退職金は加入から年単位で計算されるので、年度途中で辞めるよりも、年度末まで働いたほうが多くもらえます。
大体1か月の基本給額くらいの差はあります。
例を出して言うと、2012年4月に入職したとします。
2017年3月末に辞めても、5月に辞めても、12月に辞めても、2018年1月に辞めても、退職金は全部5年間計算され、変わらないです。
なので、どうせ辞めるなら年度末に辞めたほうが、退職金的には良いといえるでしょう。
退職後、どのくらいで支払われるの?
大体相場は2~3か月です。
多くの場合、税金を差し引いた支給額の半分は一括で入金されますが、半分は毎月10年に渡って支払われるようなケースが多いです。
額が低いときは一括で払ってもらえることが多いです。
これは働いている場所や期間によってもばらつきがあります。
例えば、3月は退職者が多いので、手続きが遅れて3か月以上かかることもあります。
逆に退職者が少ない月であれば、2か月くらいが大体の相場です。
退職金を受け取るときに必要な書類をなくさないように!
退職の際の書類は全部大事にとっておいてください!
雇用保険者離職票、健康保険資格喪失証明書は特に大事で、手続きのとき100%必要です。

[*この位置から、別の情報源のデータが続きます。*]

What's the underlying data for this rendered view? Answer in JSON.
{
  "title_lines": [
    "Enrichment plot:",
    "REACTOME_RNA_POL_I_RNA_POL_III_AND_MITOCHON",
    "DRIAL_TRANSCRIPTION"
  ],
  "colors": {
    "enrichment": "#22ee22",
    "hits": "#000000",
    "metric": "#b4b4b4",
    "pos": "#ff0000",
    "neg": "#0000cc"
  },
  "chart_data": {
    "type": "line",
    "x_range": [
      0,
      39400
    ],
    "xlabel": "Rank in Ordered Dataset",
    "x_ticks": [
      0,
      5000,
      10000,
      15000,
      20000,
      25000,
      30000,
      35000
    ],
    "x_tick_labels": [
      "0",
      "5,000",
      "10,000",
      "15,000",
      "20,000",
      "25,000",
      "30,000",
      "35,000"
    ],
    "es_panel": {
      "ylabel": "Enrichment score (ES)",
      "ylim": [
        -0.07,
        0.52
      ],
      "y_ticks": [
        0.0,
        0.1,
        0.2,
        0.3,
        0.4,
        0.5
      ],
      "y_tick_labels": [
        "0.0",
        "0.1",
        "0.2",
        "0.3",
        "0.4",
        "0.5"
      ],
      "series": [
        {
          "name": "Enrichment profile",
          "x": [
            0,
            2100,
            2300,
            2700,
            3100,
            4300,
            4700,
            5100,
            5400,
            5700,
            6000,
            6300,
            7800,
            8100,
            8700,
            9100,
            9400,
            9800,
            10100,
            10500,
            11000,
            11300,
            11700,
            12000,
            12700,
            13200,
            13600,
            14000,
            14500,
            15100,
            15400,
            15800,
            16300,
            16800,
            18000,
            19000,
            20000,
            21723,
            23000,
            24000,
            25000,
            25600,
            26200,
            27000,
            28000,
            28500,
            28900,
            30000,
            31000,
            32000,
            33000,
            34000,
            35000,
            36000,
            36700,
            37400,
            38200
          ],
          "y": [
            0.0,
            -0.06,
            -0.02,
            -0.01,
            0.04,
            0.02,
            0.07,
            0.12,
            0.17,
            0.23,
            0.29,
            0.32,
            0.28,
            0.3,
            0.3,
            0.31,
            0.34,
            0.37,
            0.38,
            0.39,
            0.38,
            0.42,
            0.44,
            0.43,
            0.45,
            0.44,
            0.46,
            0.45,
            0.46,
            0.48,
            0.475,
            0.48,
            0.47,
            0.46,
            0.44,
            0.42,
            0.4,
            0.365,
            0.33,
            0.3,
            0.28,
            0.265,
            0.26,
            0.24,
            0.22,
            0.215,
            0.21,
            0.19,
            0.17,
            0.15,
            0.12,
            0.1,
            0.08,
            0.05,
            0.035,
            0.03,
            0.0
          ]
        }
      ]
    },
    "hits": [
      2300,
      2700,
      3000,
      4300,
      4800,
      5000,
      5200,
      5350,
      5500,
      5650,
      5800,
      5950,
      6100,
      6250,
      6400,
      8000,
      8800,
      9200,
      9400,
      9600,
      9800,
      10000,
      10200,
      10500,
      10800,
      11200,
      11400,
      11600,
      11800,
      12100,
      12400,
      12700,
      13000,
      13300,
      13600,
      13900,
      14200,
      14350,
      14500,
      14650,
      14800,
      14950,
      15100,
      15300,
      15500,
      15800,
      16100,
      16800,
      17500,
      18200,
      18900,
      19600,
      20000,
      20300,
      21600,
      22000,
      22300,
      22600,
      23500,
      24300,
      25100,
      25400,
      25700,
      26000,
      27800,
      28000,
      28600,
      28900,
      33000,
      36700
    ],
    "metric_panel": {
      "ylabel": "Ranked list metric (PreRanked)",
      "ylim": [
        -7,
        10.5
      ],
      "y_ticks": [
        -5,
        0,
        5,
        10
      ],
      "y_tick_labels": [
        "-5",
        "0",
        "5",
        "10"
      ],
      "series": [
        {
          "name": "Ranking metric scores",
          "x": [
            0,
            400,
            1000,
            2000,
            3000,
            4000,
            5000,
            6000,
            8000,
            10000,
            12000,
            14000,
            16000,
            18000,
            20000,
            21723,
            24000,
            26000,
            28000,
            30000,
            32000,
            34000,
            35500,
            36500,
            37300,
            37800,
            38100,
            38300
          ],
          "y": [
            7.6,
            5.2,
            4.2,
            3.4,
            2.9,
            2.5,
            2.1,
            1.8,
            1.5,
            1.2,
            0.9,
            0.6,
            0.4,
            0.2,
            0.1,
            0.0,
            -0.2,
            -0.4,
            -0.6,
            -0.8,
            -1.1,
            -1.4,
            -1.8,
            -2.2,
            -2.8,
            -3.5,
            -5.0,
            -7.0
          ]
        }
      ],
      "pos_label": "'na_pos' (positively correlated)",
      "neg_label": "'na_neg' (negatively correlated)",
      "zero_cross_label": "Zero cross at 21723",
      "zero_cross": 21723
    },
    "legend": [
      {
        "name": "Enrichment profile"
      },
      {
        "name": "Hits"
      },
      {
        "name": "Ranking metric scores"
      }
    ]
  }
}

それに、退職金をもらうための証明になるものなので、命綱と思って大事にしてください。
大事にしすぎてどこにしまったのかな・・?ということのないように!
再発行するには、前職の園に連絡を取り、本人確認をして、送ってもらい・・・と、手続き独特のめんどくさーいことが待っていますからね。
払ってくれない!なんてことある?
公務員である場合、社会福祉法人で福祉医療機構の「退職手当共済制度」に加入している場合は、戦争が起きて国家が機能しなくなったでもない限り、払ってくれないということはないでしょう。
しかしながら、園独自で設定している場合、払ってくれないということは少ないですがありえます。

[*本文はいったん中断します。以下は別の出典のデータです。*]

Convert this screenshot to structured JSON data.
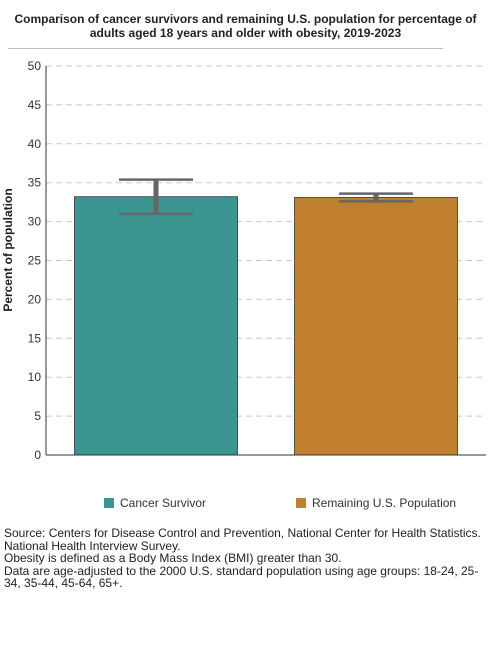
{
  "chart_data": {
    "type": "bar",
    "title": "Comparison of cancer survivors and remaining U.S. population for percentage of adults aged 18 years and older with obesity, 2019-2023",
    "ylabel": "Percent of population",
    "xlabel": "",
    "ylim": [
      0,
      50
    ],
    "yticks": [
      "0",
      "5",
      "10",
      "15",
      "20",
      "25",
      "30",
      "35",
      "40",
      "45",
      "50"
    ],
    "grid": true,
    "legend_position": "bottom",
    "series": [
      {
        "name": "Cancer Survivor",
        "value": 33.2,
        "error_low": 31.0,
        "error_high": 35.4,
        "color": "#3a9690"
      },
      {
        "name": "Remaining U.S. Population",
        "value": 33.1,
        "error_low": 32.6,
        "error_high": 33.6,
        "color": "#c0802e"
      }
    ]
  },
  "notes": [
    "Source: Centers for Disease Control and Prevention, National Center for Health Statistics. National Health Interview Survey.",
    "Obesity is defined as a Body Mass Index (BMI) greater than 30.",
    "Data are age-adjusted to the 2000 U.S. standard population using age groups: 18-24, 25-34, 35-44, 45-64, 65+."
  ]
}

その法人がつぶれてしまえば、払えないので払いませんというケースがあったり、いい加減な経営をしているところが、私的感情から払いたくないからと、勝手に減額したり払わない悪質なケースもあります。
経営不振に陥って退職金制度自体がなくなってしまった場合も、払ってもらえません。
しかし、泣き寝入りする必要はありません。
1度労働基準監督署や法テラスに相談してみましょう。
入職時にはちゃんと労働契約し、就業規則があるので、その規定通りに払ってもらえるように指導してもらえたり、弁護士がついて請求してくれたりします。
それでも払ってもらえない場合は裁判しましょう。
額が大きい場合は裁判しても、法人自体がなくなっていなければ損になることは少ないです。
退職金にかかる税金について
ここでは、面倒な税金の計算について説明します。
退職金は税金がかかりますが、賞与や給与に比べるとその額は低いのが特徴。
どうなっているのか見ていきましょう。
①まず、退職所得控除を計算します
これは、勤めている期間が20年以下か、21年以上かによって変わります。
- 入職期間20年以下の場合=40万円×勤続年数
- 21年以上の場合=800万円+70万円×(勤続年数-20年)
となります。
②支給される退職金から退職所得控除を差し引きます
- 退職金が1,300,000円で勤続20年の場合。
1,300,000円-400,000円×20年=-6,700,000となります。
この場合はこの時点でマイナスなので、税金はかかりません。
- 退職金が13,000,000円で勤続21年の場合。(公立でもこの半分くらいしか実際もらえませんが)
13,000,000円-{8,000,000円+700,000円×(21年-20年)}=4,300,000円
この場合はここから③に進みます。
③差し引いた額の50%に対して所得税、住民税がかかってきます
所得税=課税金額×税率-課税控除額
一覧はこちらです↓
課税所得金額 |
税率 |
課税控除額 |
195万円以下 |
5% |
0円 |
195万円越え~330万円以下 |
10% |
97,500円 |
330万円超え~695万円以下 |
20% |
427,500円 |
695万円超え~900万円以下 |
23% |
636,000円 |
900万円超え~1,800万円以下 |
33% |
1,536,000円 |
1,800万円超え~4,000万円以下 |
40% |
2,796,000円 |
4,000万円超え~ |
45% |
4,796,000円 |
住民税は住んでいる地域によって違います。
ボーナス(賞与)と違って、結構手元に残るのが退職金なのです。
まとめ
5年未満の短い勤務年数なら、どこもそこまで退職金は変わらないですが、10年、20年、30年となるうちに倍以上差がついてしまう結果となりました。
やはり公務員は圧倒的な退職金ですね。
定年退職まで勤め上げる気持ちがよく分かります。
退職金は長期的に働く観点から、大きなお金です。
正しい退職金の理解と、これからの転職先の目安にしていただければと思います。